There is this disease running rampant. The plague of Nobody. I am sitting in a high spot, not high, maybe almost high, but being realistic about a crash coming soon. Explaining how "Nobody" runs wild throughout my thoughts is difficult. It is really hard on low/bad days to believe anybody is there. It is maddening trying to convince myself there is somebody, somewhere willing to just listen.

The disease of "Nobody" is extremely real. Not every day there is a worthless feeling. Not every day do I think there is no one loving me. Some days I think the whole world cannot get enough of what I have to offer. Other days I think everyone wishes I would crawl into a hole and vanish.

There is peace in the friendly text message, "I'm thinking of you." There is comfort in the friendly smile from the stranger at work. There is hope that someday "Nobody" and I will quit our friendship. One day, we will go our separate ways. I will find peace in knowing I beat "Nobody".
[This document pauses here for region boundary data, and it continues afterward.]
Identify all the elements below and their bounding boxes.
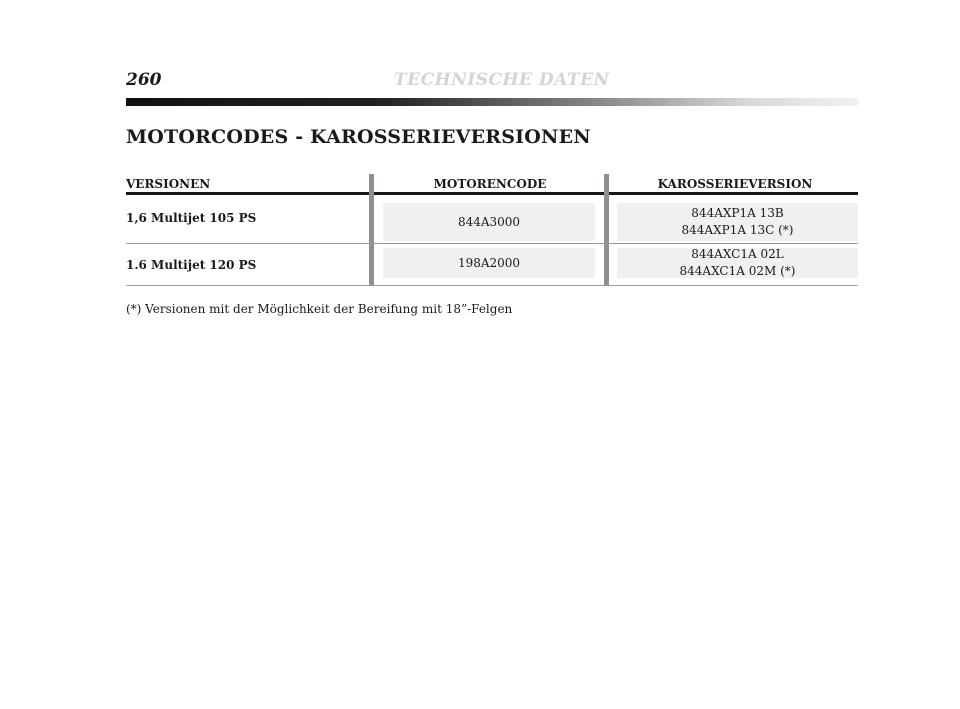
body-version-cell: [617, 203, 858, 241]
motor-code-cell: [383, 248, 595, 278]
row-divider: [126, 243, 858, 244]
column-header-versions: VERSIONEN: [126, 177, 211, 191]
body-version-line: 844AXP1A 13B: [691, 206, 784, 220]
row-divider: [126, 285, 858, 286]
body-version-cell: [617, 248, 858, 278]
column-divider: [604, 174, 609, 286]
body-version-line: 844AXC1A 02M (*): [679, 264, 796, 278]
page-number: 260: [126, 70, 162, 90]
motor-code-value: 844A3000: [457, 214, 521, 229]
column-header-body-version: KAROSSERIEVERSION: [657, 177, 813, 191]
version-cell: 1,6 Multijet 105 PS: [126, 211, 257, 225]
column-header-motor-code: MOTORENCODE: [433, 177, 547, 191]
footnote: (*) Versionen mit der Möglichkeit der Bereifung mit 18”-Felgen: [126, 302, 513, 316]
header-divider: [126, 98, 858, 106]
page-title: MOTORCODES - KAROSSERIEVERSIONEN: [126, 126, 591, 148]
motor-code-cell: [383, 203, 595, 241]
section-header: TECHNISCHE DATEN: [394, 70, 610, 90]
body-version-line: 844AXC1A 02L: [691, 247, 784, 261]
column-divider: [369, 174, 374, 286]
table-header-rule: [126, 192, 858, 195]
body-version-line: 844AXP1A 13C (*): [681, 223, 794, 237]
version-cell: 1.6 Multijet 120 PS: [126, 258, 257, 272]
motor-code-value: 198A2000: [457, 255, 521, 270]
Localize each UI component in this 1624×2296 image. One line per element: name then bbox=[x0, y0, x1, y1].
As of right now, there is no cure for the disease "Nobody" that plagues me with. There is no definite feel better drug, person, exercise, or tool that will ever take "Nobody" completely away.

All I know is, someday, I actually hope to acquire the disease I will call "Somebody".

October 8, 2011

Niece

So, I had a new niece born on October 4, 2011. She is beautiful. E.A was 8lbs, 4oz, and 20 in long. Such a big, sweet baby. My sister had some issues with her blood pressure, so they decided to take the baby a week early. We are extremely glad they did! She was born via c-section because my sister wasn't dialating very good and the Pitocin they had her on was making the baby's heart rate drop... But mom and baby are doing great. They came home on Thursday around 8:30pm. So glad they are home and both are doing great!

August 21, 2011

New Car

Well, I have been borrowing my sister's car for about 3 or 4 months. So I finally bought be a car this weekend, and it is exactly what I wanted, an 04 Ford Escape, except 1 thing... It's a stick shift. The problem with that?? I don't know how to drive a stick shift. So I have had driving lessons with my dad every night like I am 16 again. It's pretty fun. Just me and dad time with no interruptions, no fighting, and it just gives us time to talk, which if you have a big family like I do, you cherish every alone moment you get to have with your parents.